Ich sah ein Foto meines Augenhintergrundes. Die Einzelheiten leuchteten weiß und grau in einem in Dunkelheit verschlossenen Raum. Meine Netzhaut flatterte und planschte fröhlich in der frischen Flüssigkeit in meinem Augeninneren wie Schulkinder im Schwimmbecken. Sie dachte garnicht daran, an der Lederhaut anzuliegen. Ich habe in der freien Natur noch nie so etwas wie Lederhäute oder Netzhäute gesehen. Diese Worte sind für mich leblose, leere Begriffe. Im Spiegel sehe ich den Glaskörper und die Hornhaut. Meine Hornhaut soll nach Aussage meiner Augenärztin besonders dick sein. Wenn ich nicht irgendwann von rasender Selbstzerstörungswut ergriffen werde und mir das Organ rausreiße, werden mir Netzhaut und Lederhaut Ungeheuer aus der Sage bleiben. Sonne und Mond kann ich sehen.
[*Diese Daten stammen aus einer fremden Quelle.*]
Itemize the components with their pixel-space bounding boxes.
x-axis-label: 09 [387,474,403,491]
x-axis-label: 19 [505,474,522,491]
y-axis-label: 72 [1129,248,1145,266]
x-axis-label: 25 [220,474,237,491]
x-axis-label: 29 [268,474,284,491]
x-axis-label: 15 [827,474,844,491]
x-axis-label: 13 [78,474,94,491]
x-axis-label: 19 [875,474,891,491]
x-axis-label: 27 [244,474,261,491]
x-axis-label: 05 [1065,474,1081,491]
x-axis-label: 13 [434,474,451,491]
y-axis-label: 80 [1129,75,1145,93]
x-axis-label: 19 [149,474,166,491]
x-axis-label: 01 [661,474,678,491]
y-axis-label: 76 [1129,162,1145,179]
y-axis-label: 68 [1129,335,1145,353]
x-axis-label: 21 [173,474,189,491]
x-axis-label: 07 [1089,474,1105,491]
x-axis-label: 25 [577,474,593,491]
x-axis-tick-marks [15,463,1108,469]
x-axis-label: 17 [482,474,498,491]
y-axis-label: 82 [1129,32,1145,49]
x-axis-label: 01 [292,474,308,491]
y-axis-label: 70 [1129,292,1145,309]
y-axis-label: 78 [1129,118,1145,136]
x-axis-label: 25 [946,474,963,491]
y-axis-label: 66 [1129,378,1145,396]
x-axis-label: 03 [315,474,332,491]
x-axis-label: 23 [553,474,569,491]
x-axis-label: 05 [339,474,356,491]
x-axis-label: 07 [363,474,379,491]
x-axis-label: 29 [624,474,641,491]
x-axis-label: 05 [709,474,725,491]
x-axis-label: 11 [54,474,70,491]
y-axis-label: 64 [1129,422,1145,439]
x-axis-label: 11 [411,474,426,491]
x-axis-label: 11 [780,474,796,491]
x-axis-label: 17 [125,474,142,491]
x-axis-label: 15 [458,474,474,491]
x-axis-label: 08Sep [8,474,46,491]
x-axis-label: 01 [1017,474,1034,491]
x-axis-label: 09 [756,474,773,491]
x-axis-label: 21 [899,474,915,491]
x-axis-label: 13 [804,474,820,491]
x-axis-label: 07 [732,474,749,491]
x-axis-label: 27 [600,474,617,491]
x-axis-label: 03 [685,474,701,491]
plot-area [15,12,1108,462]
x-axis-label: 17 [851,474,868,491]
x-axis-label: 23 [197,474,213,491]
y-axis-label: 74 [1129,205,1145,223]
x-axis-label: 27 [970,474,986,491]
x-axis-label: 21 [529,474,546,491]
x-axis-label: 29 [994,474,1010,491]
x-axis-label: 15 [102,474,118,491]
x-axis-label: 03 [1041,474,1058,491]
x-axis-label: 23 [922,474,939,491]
Eine Plombe wurde an mein Auge angenäht. Sind Chirurgen gute Schneider? Werden Hochstapler, die Chirurgen spielen wollen, entlarvt, in dem man sie Knöpfe annähen läßt? Die Plombe ließ die Netzhaut nicht an die Lederhaut anliegen. In einer zweiten Operation wurde durch einen kleinen Schnitt in mein Auge Öl eingegossen. Weder Salatöl noch Heizöl. Mein rausgenommener Glaskörper wurde während der Operation irgendwo untergebracht, um in Ruhe und Muße an ihm zu arbeiten. Bitte nicht liegen lassen oder verlieren! Ich brauche ihn noch und es liegt ein Teil von mir hier. Wir behüten ihn wie unseren eigenen Augapfel! Es ist verboten Haustiere in den Operationssaal zu lassen. In einer Kfz-Werkstatt werden einem Auto Motorteile entnommen und auf ein von Ruß geschwärztes Tuch gelegt. Ein von Entzündungen und Geschwüren krebsrotes Auge liegt auf einem schmierigen Lappen.
Die Netzhaut muß an der Lederhaut anliegen, sonst fällt eines Tages für immer der Vorhang der Finsternis. Das blinde Auge schrumpft zusammen und schmerzt dabei. Etwas Totes breitet sich in der Höhle aus. Ein dünnes Häutchen im Augenhintergrund trennt das Körperinnere von der Unruhe der Außenwelt. Ein Fingernagel hakt sich durch die Höhle hindurch in die Hirnmassen ein.